Keoghan goes on to say:
“How do you know what to focus on? Open your mind to the possibilities. You may have no clue what types of things to include on your list, but that’s only because you haven’t devoted enough thought to it.
“What is it that makes you come alive? What is uniquely yours?
“Your list should be different from mine. It’s important to create a list based on experiences that have special meaning for you…
“Divide your list into these themes: Face Your Fears, Get Lost, Test Your Limits, Rediscover Your Childhood, Express Yourself… Think of an interesting idea that ties in with each of these five themes and you’ll have a great list.
“Once you have the list: Go public. Stashed away in a desk drawer, a list is easy to forget about or ignore. Once you’ve written it, keep it in plain sight. Keep copies all over — on the fridge, near your desk — so you constantly see it and are reminded of your dreams. Show it to your spouse, your kids and your friends. Soon they will be encouraging you to take action.
“Lose the guilt (‘Ha!’ you say.) You’re a ‘responsible adult.’ People depend on you! If you’re off having fun, how will everyone survive? Answer: They will manage. And maybe everyone will be better off. But leading a fuller life, an authentic life, you’ll make yourself a happier, healthier person and a better spouse and parent. Your loved ones will probably be thrilled and supportive and willing to fend for themselves for a day as you go chase a rainbow. Don’t be surprised if they begin to follow your inspiring example and make their own dream lists.
Keoghan concludes, “Remember that failure is not an option. Fear of failure often stops us from trying something that challenges us…. Just by going out and trying it, you guarantee yourself a memorable experience regardless of the outcome.”
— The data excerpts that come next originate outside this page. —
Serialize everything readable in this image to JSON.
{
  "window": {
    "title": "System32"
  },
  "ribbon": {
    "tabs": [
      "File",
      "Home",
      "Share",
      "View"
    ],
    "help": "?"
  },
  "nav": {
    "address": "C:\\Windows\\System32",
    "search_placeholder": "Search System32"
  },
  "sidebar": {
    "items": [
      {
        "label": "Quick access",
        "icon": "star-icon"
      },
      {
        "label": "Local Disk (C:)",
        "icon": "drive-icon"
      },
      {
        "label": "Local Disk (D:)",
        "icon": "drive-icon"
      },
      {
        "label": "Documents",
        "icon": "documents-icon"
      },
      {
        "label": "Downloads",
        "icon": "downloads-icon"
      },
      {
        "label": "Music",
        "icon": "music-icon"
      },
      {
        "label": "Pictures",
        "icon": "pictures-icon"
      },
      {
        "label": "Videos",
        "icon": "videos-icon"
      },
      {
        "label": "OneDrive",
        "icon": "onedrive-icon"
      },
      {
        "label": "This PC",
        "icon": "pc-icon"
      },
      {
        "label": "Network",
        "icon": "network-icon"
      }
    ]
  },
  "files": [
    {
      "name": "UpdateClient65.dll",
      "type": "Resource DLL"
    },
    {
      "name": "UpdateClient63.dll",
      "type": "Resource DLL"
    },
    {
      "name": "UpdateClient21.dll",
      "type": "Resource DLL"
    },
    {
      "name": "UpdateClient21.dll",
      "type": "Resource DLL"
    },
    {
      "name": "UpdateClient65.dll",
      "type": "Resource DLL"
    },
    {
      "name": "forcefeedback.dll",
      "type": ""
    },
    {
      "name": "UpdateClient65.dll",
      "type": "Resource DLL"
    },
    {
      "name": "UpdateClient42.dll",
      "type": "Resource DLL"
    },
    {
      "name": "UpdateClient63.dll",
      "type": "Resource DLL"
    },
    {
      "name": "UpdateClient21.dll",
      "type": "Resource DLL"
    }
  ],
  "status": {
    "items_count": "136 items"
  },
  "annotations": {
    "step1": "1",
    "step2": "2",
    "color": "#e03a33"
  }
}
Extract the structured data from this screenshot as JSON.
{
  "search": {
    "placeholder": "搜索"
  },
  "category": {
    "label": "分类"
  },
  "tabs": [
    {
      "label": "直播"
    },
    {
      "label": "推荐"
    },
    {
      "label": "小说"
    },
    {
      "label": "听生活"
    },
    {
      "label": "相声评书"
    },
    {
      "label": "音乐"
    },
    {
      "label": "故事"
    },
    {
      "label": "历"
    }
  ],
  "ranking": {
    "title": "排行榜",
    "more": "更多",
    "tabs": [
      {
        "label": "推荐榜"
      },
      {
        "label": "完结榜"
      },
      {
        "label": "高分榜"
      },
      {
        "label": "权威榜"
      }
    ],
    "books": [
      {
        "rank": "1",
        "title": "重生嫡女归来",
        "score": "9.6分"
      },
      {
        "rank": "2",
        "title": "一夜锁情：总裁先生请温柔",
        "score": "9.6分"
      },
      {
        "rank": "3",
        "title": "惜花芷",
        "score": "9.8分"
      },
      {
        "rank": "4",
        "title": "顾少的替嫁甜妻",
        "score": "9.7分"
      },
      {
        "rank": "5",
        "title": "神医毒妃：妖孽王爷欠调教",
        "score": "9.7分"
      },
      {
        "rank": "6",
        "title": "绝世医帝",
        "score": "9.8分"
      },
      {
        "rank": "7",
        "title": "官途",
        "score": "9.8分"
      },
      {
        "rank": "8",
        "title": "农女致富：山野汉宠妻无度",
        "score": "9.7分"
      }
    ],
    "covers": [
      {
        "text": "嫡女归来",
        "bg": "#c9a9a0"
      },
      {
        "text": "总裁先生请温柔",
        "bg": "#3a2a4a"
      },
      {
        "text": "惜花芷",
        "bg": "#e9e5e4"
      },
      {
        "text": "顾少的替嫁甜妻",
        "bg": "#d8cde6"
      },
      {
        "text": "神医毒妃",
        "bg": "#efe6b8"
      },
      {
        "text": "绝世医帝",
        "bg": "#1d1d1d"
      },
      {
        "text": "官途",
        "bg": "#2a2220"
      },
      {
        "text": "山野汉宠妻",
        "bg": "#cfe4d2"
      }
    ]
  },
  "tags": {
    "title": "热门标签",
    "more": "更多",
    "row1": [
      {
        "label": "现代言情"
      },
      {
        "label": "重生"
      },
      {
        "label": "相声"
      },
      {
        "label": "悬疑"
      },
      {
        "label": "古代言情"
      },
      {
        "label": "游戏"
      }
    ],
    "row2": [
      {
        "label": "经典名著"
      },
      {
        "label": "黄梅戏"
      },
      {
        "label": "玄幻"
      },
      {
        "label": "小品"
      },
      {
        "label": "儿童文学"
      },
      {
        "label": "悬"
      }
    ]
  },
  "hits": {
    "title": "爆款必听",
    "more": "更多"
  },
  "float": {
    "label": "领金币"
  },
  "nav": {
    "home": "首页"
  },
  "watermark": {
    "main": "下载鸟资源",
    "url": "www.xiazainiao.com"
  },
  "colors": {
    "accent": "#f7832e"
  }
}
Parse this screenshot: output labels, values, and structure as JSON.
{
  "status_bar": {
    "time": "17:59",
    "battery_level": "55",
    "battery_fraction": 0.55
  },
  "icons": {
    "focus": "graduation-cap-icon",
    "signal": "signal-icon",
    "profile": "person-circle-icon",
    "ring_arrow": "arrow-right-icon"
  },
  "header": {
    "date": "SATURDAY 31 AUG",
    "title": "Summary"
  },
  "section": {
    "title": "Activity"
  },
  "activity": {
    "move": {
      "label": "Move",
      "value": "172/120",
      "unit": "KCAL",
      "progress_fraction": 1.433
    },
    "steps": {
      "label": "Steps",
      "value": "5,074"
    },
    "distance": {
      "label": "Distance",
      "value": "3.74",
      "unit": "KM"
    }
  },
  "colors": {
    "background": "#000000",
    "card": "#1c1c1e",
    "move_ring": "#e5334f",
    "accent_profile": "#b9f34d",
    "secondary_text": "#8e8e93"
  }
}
I’d like to tell you that choosing the life you want to live only has to be done once. It is my experience it is a little like having to go through your wardrobe periodically to clean it out. What doesn’t fit anymore? What was a gift, but you never felt good in it? What is too worn? You get my drift. As we live out the life we choose we are going to grow. We will come to see the world and ourselves in new ways. We will discard some dreams and add new ones.
It turns out, choosing our life is a full time calling that can occupy us for a lifetime.